El párroco sintió repentinamente que sus pies se quedaban pegados al suelo y no se podía mover. Desde la ventana, la niña tenía sus ojos fijos en su añorado Jesús. El ostensorio empezó a girar en las manos del sacerdote sin que éste hiciera movimiento alguno, hasta que se detuvo enfrente de Zita. Y desde la Sagrada Hostia se escuchó una voz celestial que decía:
— Zita, he parado aquí sólo para verte un poquito.

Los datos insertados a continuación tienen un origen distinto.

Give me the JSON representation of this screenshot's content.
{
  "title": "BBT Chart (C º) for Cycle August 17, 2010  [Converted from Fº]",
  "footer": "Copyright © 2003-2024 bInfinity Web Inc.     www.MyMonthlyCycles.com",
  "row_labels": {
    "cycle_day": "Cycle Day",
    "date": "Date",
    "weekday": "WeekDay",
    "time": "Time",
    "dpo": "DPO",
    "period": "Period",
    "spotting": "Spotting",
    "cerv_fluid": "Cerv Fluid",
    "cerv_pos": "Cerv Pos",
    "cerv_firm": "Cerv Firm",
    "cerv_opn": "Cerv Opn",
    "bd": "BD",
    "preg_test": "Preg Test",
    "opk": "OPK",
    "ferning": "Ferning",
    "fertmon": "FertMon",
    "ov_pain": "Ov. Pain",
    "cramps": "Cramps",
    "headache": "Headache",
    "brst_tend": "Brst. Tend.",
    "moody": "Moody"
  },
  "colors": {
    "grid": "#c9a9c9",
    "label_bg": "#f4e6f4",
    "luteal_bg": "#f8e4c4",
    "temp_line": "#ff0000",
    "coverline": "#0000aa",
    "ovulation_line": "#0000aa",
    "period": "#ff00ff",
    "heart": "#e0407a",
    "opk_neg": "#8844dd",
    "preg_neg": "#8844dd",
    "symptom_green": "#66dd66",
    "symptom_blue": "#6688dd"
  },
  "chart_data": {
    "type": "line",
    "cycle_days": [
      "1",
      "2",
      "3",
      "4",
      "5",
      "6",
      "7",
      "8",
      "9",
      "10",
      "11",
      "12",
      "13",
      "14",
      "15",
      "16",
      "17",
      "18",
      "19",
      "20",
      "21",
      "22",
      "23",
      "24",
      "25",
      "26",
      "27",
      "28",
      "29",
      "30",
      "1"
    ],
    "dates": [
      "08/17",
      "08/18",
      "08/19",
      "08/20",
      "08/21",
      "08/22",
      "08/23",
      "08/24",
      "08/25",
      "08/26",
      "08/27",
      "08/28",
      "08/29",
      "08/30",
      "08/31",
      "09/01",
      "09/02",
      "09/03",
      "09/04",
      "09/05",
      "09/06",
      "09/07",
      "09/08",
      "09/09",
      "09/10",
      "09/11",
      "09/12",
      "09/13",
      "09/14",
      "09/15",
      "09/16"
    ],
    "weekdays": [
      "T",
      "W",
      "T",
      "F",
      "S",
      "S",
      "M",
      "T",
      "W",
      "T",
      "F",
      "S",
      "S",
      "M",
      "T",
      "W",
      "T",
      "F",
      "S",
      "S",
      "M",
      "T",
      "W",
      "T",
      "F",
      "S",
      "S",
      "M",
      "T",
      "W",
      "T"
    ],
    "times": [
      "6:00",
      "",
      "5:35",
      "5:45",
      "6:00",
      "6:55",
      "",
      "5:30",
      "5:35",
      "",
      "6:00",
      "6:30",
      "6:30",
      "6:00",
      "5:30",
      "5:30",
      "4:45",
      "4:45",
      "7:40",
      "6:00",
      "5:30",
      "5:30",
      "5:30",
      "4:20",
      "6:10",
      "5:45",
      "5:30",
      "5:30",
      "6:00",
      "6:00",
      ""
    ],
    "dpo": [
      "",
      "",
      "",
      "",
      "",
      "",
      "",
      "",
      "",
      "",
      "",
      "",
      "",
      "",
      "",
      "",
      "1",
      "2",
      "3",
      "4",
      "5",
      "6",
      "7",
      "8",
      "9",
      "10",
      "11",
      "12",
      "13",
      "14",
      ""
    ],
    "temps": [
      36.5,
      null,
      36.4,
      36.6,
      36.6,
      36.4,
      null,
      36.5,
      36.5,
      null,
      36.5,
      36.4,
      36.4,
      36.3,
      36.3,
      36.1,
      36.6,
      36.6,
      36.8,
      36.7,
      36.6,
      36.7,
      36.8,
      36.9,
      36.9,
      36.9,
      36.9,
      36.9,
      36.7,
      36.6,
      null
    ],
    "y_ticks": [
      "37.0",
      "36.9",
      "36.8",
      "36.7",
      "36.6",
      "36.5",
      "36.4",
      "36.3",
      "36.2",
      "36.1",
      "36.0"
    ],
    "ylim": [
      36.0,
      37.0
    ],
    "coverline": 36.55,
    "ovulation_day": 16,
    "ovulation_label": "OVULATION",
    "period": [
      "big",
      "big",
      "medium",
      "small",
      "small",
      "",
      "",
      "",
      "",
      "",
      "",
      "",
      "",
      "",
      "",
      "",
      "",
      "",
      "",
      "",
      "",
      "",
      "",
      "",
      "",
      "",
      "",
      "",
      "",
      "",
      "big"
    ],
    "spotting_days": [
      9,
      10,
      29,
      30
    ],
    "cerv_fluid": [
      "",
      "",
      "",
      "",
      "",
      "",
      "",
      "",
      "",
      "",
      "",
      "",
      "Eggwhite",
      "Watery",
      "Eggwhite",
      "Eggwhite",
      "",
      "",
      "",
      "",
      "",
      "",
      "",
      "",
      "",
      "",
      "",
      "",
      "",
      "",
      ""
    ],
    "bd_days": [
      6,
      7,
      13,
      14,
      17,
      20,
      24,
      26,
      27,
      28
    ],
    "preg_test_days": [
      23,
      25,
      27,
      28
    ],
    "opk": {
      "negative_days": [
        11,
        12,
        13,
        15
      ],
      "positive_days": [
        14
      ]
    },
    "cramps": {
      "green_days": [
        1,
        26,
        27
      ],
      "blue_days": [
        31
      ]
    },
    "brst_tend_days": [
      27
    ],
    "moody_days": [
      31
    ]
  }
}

Don Joaquín había escuchado el alboroto y entró en el salón dispuesto a reprender a la niña y cerrar bruscamente la ventana. Pero al presenciar tal prodigio se acordó de cuando él aún rezaba, iba a Misa y también de su Primera Comunión.
En su alma sintió las alegrías de aquel día y las lágrimas empezaron a correrle por la cara, pues no había ido nunca más a visitar al Señor, ni siquiera para verlo aunque fuera un poquito…
La milagrosa escena terminó y el ostensorio volvió a su posición anterior; los pies del párroco se despegaron del suelo y la comitiva continuó su recorrido con normalidad. Los presentes no daban crédito a lo que acababan de ver…
Al darse cuenta que su patrón estaba de rodillas llorando, la niña lo cogió de la mano y salió con él para participar en la procesión. Zita cantaba con gusto los himnos eucarísticos.
Pero cuál no fue su sorpresa al oír que una voz fuerte y varonil acompañaba también las estrofas de las canciones. ¡Eso sí que era un milagro de verdad!
Al llegar a la iglesia, una vez que concluyó la ceremonia toda, don Joaquín le dijo al párroco que quería confesarse y de esta manera se reconcilió con Aquel que había abandonado por tanto tiempo. Rezó devotamente a los pies de Nuestra Señora del Perdón, pidiéndole a la Madre de Dios que le protegiese y le ayudase a cambiar de vida.
Ahora, siempre que tiene un ratito libre, pasa por la parroquia y reza. Pero ante todo le dice al Señor:
— Señor, he venido aquí sólo para verte. ¡Ayúdame para que no te abandone jamás!